A tribute article to Stephen Hawking (1942-2018)
Another new first has been achieved for astronomers studying the elusive and mysterious objects known as black holes. Astronomers at the National Optical Astronomy Observatory (NOAO) have detected the signature of two massive black holes at the center of one galaxy.
Black Holes, Galactic Cores, and Quasars
It has long been known that massive black holes lie at the heart of most galaxies in the Universe. Black holes are recognized by their surroundings. As the surrounding material is sucked into a black hole, it does not fall directly in but swirls around the black hole, much like water swirls around an open drain. It is the creation of this flat accretion disk of stellar material surrounding the black hole that can create quasars. A quasar is the nucleus in an active galaxy. Quasars have high red-shifts, indicating that they are much father away from us than other galaxies in the Universe and revealing that such active galaxies were more common in the past. More than 100,000 quasars have been discovered lying billions of light-years from Earth.
Black holes are found in galactic cores by the spectral signature of the material in the accretion disk.

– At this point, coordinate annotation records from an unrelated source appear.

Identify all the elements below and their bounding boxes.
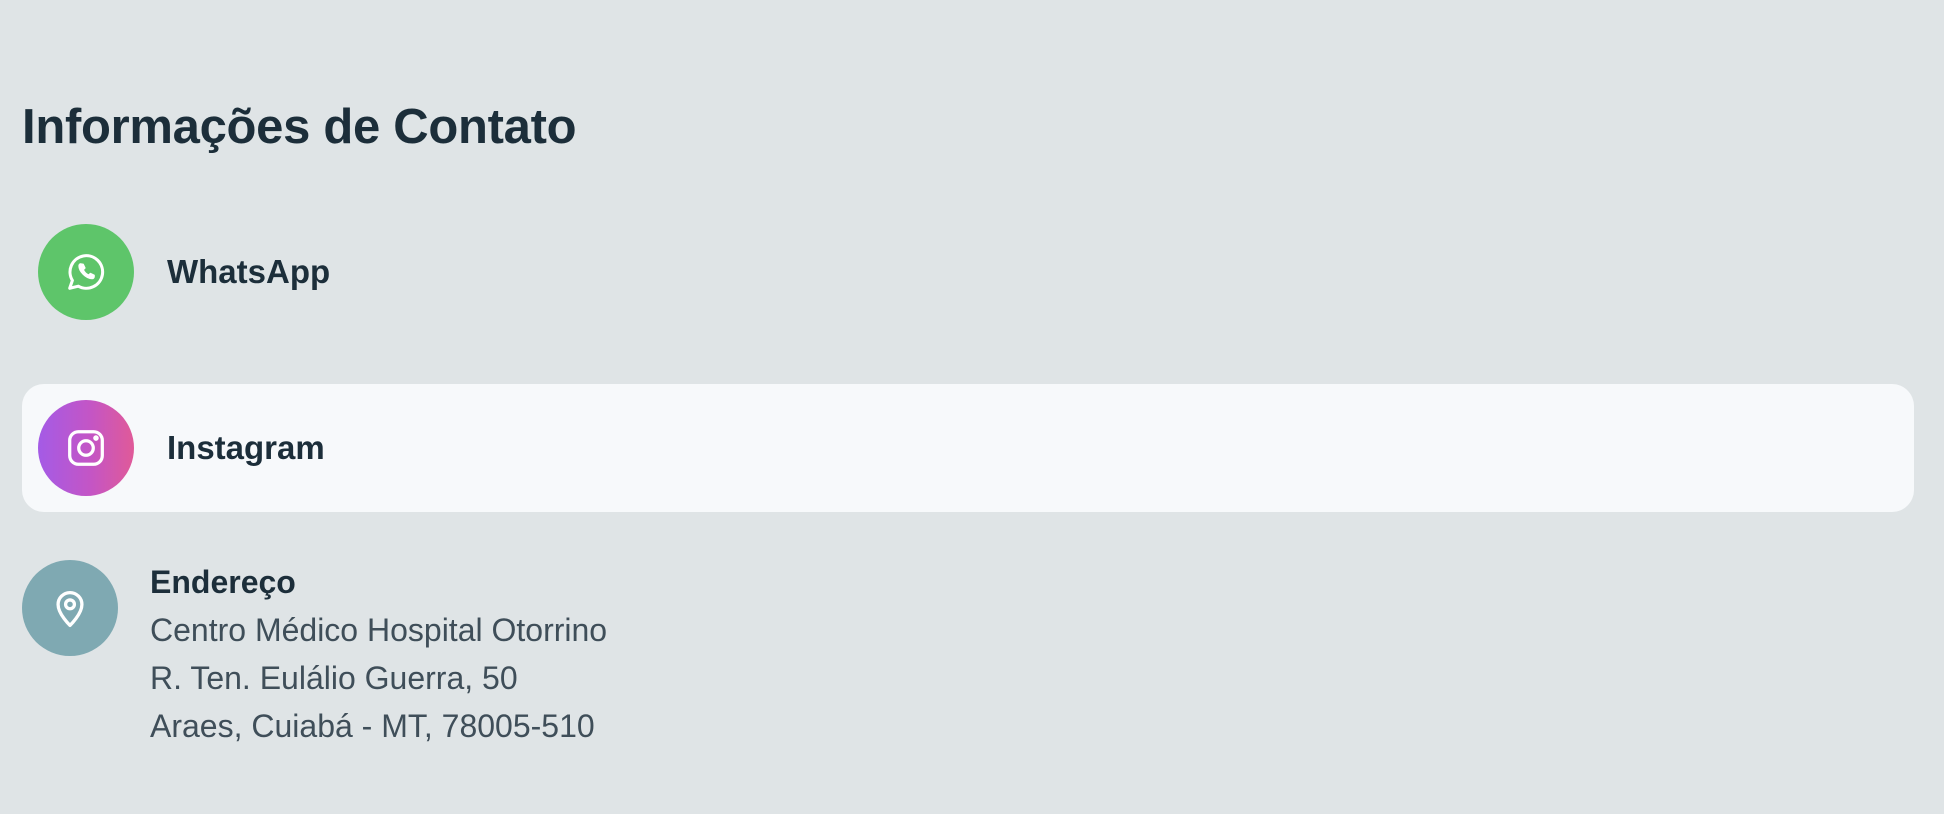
instagram-icon xyxy=(38,400,134,496)
address-text: Endereço Centro Médico Hospital Otorrino… xyxy=(150,560,607,750)
whatsapp-contact-link[interactable]: WhatsApp xyxy=(22,208,1914,336)
instagram-label: Instagram xyxy=(167,429,325,466)
location-pin-icon xyxy=(22,560,118,656)
address-line-1: Centro Médico Hospital Otorrino xyxy=(150,612,608,648)
page-title: Informações de Contato xyxy=(22,100,577,154)
address-block: Endereço Centro Médico Hospital Otorrino… xyxy=(22,560,607,750)
address-title: Endereço xyxy=(150,564,296,600)
instagram-contact-link[interactable]: Instagram xyxy=(22,384,1914,512)
address-line-3: Araes, Cuiabá - MT, 78005-510 xyxy=(150,708,595,744)
whatsapp-label: WhatsApp xyxy=(167,253,331,290)
address-line-2: R. Ten. Eulálio Guerra, 50 xyxy=(150,660,518,696)
whatsapp-icon xyxy=(38,224,134,320)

The emission lines give scientists information about the speed and direction of the material around the black hole. The search for twin black holes required astronomers to look for a dual signature in the emission lines. This is just what former NOAO Director Todd Boroson and NOAO Astronomer Tod Lauer have found using data from the Sloan Digital Sky Survey.
The Fate of Black Holes in Galactic Mergers
Galaxies, particularly those in clusters, can collide and merge into one larger galaxy. The question is, what happens to the black holes in these galaxies’ nuclei? Current theory predicts that the black holes will orbit one another until they eventually merge into one large black hole.
When Boroson and Lauer found the dual signature in the emission lines, they first had to rule out that they were seeing two black holes in separate galaxies, positioned one in front of the other. Using red-shifted distance, they discovered that the two black holes were, indeed in the same location.
“The double set of broad emission lines is pretty conclusive evidence of two black holes,” Boroson explains. “If in fact this were a chance superposition, one of the objects must be quite peculiar.”
Future observations will help to cement their case. “One nice thing about this binary black hole system is that we predict that we will see observable velocity changes within a few years at most. We can test our explanation that the binary black hole system is embedded in a galaxy that is itself the result of a merger of two smaller galaxies, each of which contained one of the two black holes.”
The two black holes are separated by 1/10 of a parsec, which is equal to 1/3 of a light-year or a tenth of the distance from the Sun to the nearest star. The smaller black hole has a mass 20 million times that of the Sun and the larger one is 50 times bigger. The black holes complete an orbit around their center of mass every 100 years, traveling at 6,000 kilometers per second.